The meandering journey through this book begins as Elizabeth wakes to the ringing of church bells. She is in a Lazaretto in Leghorn, Italy, having just arrived from America after a seven week journey. The year is 1803. Due to an outbreak of yellow fever Elizabeth, her husband, Will, and their daughter, Anna, had been quarantined and would not get out of the cold, dank room for weeks.  The irony was that Elizabeth had brought Will to Italy to help his tuberculosis, not make it worse.  From this point we skip back in time to New York City in 1767, meet Elizabeth’s parents, Dr. Richard Bayley and his wife Catherine.  We read that Elizabeth Ann Bayley was born on Aug 28, 1774.  The family connections become very pronounced and complex as we move forward but suffice it to say it was a large, extended family and I had a bit of a time keeping track of all the members in it.  Onward to the life of this amazing woman.

Elizabeth  felt a closeness to God from when she was a child although she did not understand it.  At the age of 19 she married William Seton, a successful importer.  Socially prominent, she was a member of Trinity Episcopal Church and came under the influence of Reverend Henry Hobart, a no-nonsense Calvinist who despised Catholicism.  Hobart had a profound effect on Elizabeth and when she announced to him her decision to become a Catholic he was horrified.  He told her that she was jeopardizing her very chance of salvation.   “When I see a person whose sincere and ardent piety I have always thought worthy of imitation in danger of connecting with a communion which my sober judgment tells me is a corrupt and sinful communion, I cannot be otherwise than deeply affected.”  (Nowadays someone would simply say, “I’m very disappointed in you.”)

Elizabeth waivered. She was at a crossroads. Hobart was her mentor, spiritual director and a dear friend. She trusted him enough that she had asked him to take her sons if something ever happened to her. Protestant Episcopal or Catholicism, what should she do?  I leave it to you, the reader, to filter through the turmoil and doubt that filled Elizabeth Seton as she pondered her conversion.  It is a magnificent journey that took a little over three years from when she first entered a Catholic Church in Italy to when she received her First Holy Communion.  Her conversion brought her rejection by her family and friends and left her in a state of  poverty.  But her new found faith  filled her with a steely resolve.  Her love for Christ in the Eucharist and being able to attend Mass every day, receiving Him within her very self,  filled her with  a love of God that few people ever attain.

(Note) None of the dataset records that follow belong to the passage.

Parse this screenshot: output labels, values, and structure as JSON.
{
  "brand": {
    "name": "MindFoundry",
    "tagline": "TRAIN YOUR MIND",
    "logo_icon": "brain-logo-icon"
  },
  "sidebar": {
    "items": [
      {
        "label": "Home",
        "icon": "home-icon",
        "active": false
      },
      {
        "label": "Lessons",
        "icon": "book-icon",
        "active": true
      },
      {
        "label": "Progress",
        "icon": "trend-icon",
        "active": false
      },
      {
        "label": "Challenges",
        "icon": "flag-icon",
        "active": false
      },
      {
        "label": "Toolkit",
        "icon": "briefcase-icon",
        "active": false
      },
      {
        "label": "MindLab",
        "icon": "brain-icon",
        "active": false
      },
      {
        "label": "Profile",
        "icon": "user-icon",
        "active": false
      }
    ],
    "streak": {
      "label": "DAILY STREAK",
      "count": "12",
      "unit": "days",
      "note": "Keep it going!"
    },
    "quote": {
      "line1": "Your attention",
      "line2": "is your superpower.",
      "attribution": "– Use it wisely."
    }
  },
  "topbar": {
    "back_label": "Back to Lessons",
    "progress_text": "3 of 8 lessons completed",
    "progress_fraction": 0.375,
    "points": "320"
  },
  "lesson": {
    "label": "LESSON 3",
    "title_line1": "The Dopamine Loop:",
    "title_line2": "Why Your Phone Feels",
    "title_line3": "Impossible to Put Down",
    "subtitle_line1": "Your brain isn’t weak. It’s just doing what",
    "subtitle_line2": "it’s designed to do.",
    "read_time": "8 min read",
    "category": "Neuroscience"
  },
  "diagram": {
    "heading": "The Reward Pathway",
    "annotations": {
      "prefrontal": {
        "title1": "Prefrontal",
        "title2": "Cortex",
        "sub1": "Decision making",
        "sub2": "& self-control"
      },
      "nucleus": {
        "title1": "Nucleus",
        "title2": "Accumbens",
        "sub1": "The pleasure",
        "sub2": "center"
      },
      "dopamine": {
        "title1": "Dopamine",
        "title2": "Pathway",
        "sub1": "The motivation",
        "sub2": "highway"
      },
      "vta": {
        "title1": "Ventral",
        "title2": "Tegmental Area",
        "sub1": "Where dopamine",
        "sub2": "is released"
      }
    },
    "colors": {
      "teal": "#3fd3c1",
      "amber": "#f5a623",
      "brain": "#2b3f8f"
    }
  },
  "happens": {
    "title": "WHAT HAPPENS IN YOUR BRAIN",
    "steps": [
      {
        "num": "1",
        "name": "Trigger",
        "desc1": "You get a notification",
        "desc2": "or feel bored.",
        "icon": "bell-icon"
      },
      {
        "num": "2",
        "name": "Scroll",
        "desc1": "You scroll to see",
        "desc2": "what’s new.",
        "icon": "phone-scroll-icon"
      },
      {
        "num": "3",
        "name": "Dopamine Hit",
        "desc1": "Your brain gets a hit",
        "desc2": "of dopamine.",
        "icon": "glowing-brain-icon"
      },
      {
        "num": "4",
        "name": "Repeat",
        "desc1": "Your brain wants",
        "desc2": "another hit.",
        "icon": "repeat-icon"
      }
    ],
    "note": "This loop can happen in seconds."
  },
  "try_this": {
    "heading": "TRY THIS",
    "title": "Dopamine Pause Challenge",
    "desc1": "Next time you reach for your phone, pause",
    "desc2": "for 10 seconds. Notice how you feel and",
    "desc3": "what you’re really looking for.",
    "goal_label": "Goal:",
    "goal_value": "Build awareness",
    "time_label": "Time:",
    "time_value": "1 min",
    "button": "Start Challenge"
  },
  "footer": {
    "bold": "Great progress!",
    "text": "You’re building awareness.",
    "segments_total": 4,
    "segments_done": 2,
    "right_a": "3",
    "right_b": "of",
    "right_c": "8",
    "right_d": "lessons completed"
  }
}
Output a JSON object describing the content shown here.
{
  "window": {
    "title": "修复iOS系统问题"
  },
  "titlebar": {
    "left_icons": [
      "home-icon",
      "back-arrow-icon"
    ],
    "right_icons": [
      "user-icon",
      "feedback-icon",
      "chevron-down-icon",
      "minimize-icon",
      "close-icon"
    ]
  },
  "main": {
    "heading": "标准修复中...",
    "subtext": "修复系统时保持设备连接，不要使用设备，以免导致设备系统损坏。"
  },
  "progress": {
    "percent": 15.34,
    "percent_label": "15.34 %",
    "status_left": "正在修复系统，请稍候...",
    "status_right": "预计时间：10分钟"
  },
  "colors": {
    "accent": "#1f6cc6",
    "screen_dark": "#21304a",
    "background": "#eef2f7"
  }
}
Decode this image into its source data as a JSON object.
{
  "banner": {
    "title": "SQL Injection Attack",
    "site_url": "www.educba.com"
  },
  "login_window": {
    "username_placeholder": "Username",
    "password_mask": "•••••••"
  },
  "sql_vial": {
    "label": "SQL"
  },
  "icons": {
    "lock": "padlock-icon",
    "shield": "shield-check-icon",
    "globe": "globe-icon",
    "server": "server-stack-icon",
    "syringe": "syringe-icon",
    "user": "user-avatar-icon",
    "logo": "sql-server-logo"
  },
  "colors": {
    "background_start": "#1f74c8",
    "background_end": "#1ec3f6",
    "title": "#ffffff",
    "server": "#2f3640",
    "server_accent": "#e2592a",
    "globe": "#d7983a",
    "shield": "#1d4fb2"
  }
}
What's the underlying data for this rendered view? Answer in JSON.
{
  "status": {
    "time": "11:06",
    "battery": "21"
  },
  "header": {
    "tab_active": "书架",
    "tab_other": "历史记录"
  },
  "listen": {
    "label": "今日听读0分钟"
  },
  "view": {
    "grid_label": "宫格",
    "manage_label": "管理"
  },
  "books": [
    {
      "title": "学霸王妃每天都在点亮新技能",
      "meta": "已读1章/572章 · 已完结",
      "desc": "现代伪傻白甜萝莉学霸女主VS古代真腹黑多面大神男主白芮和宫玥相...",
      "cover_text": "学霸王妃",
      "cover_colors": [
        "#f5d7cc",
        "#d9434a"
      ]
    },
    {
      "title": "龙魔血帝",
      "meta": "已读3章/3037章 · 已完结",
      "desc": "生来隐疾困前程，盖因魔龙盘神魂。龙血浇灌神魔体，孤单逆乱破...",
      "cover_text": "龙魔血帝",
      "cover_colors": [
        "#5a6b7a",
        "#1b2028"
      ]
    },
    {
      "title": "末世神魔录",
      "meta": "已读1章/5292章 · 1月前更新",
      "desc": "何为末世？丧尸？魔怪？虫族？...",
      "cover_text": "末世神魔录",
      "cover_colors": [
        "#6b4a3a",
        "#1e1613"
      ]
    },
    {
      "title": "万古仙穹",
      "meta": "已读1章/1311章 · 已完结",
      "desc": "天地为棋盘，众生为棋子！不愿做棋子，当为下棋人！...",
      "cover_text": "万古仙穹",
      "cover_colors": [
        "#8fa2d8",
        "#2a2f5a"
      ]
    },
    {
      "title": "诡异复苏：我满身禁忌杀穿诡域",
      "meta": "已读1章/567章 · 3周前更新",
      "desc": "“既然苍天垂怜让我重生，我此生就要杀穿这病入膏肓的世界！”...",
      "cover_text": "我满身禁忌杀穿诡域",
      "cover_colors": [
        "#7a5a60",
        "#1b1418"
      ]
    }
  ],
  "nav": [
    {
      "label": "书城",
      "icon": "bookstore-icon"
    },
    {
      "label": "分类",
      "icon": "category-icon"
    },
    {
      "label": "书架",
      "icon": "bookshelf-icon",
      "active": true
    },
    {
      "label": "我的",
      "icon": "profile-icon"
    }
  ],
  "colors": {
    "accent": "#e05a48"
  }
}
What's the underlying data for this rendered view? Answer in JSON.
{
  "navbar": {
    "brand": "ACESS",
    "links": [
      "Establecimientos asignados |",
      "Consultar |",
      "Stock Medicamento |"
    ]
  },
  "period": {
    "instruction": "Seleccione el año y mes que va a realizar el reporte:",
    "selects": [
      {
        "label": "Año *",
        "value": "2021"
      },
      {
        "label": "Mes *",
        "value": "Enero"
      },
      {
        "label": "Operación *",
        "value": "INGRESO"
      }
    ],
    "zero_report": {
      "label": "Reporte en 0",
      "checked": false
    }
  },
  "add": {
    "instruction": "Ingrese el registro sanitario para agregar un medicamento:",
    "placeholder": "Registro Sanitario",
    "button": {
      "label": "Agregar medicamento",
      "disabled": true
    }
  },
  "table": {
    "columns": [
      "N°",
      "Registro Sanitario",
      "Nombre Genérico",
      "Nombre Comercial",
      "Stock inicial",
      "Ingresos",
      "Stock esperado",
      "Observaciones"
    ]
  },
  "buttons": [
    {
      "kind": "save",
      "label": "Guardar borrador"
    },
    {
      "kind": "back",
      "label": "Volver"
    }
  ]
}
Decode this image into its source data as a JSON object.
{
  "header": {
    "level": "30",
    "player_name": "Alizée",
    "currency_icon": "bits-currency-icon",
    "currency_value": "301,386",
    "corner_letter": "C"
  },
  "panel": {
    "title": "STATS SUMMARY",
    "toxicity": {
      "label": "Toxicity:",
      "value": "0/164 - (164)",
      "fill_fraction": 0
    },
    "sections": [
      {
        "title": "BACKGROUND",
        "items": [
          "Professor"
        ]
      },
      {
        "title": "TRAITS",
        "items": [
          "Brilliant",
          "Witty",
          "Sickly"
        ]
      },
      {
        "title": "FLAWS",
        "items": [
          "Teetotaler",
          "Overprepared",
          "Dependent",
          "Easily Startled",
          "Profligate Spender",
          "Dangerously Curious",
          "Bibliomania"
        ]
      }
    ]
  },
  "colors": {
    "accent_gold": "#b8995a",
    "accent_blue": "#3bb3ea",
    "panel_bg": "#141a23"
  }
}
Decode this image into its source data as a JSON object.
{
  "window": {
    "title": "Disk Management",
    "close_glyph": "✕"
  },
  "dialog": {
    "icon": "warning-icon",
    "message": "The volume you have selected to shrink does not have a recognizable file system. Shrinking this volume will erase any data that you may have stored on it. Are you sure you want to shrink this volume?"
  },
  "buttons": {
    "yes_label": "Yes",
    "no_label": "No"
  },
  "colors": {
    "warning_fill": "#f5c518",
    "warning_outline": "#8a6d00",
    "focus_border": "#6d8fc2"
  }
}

Elizabeth Ann Bayley Seton died at the age of 46.  She had been a Protestant and a convert to Catholicism. She had been rich, she had been poor, she was among the socially prominent, she was an outcast, a wife, a mother (who worked and saw three of her five children die).  She was a widow, a teacher, a social worker, a nurse, the founder of the first active order of women religious in the United States known as the Sisters of Charity, and she started the first free Catholic school in America.  Quite a journey for a girl that danced at George Washington’s 65th birthday party and ultimately was canonized in Rome by Pope Paul VI as the first American-born saint.

From the pen of St. Elizabeth Seton written on a fragment of paper; “Eternity—in what light shall we view it? What shall we think of the trials and cares, pains and sorrows we once had upon earth?  Oh! When a mere nothing!  Let then they who weep be as though they wept not; thought who obtain as though they possess not.  The world passes away.  ETERNITY!  That voice to be everywhere understood.  ETERNITY!”  (I had to read this a few times before the beauty of it impacted me)

St. Elizabeth Seton; a mother, a wife, a Catholic saint and an American woman who should be honored and respected by all. Do yourself a favor–Get this book, take your time and let her words draw you in.
Nicely done. Joan Barthel, nicely done.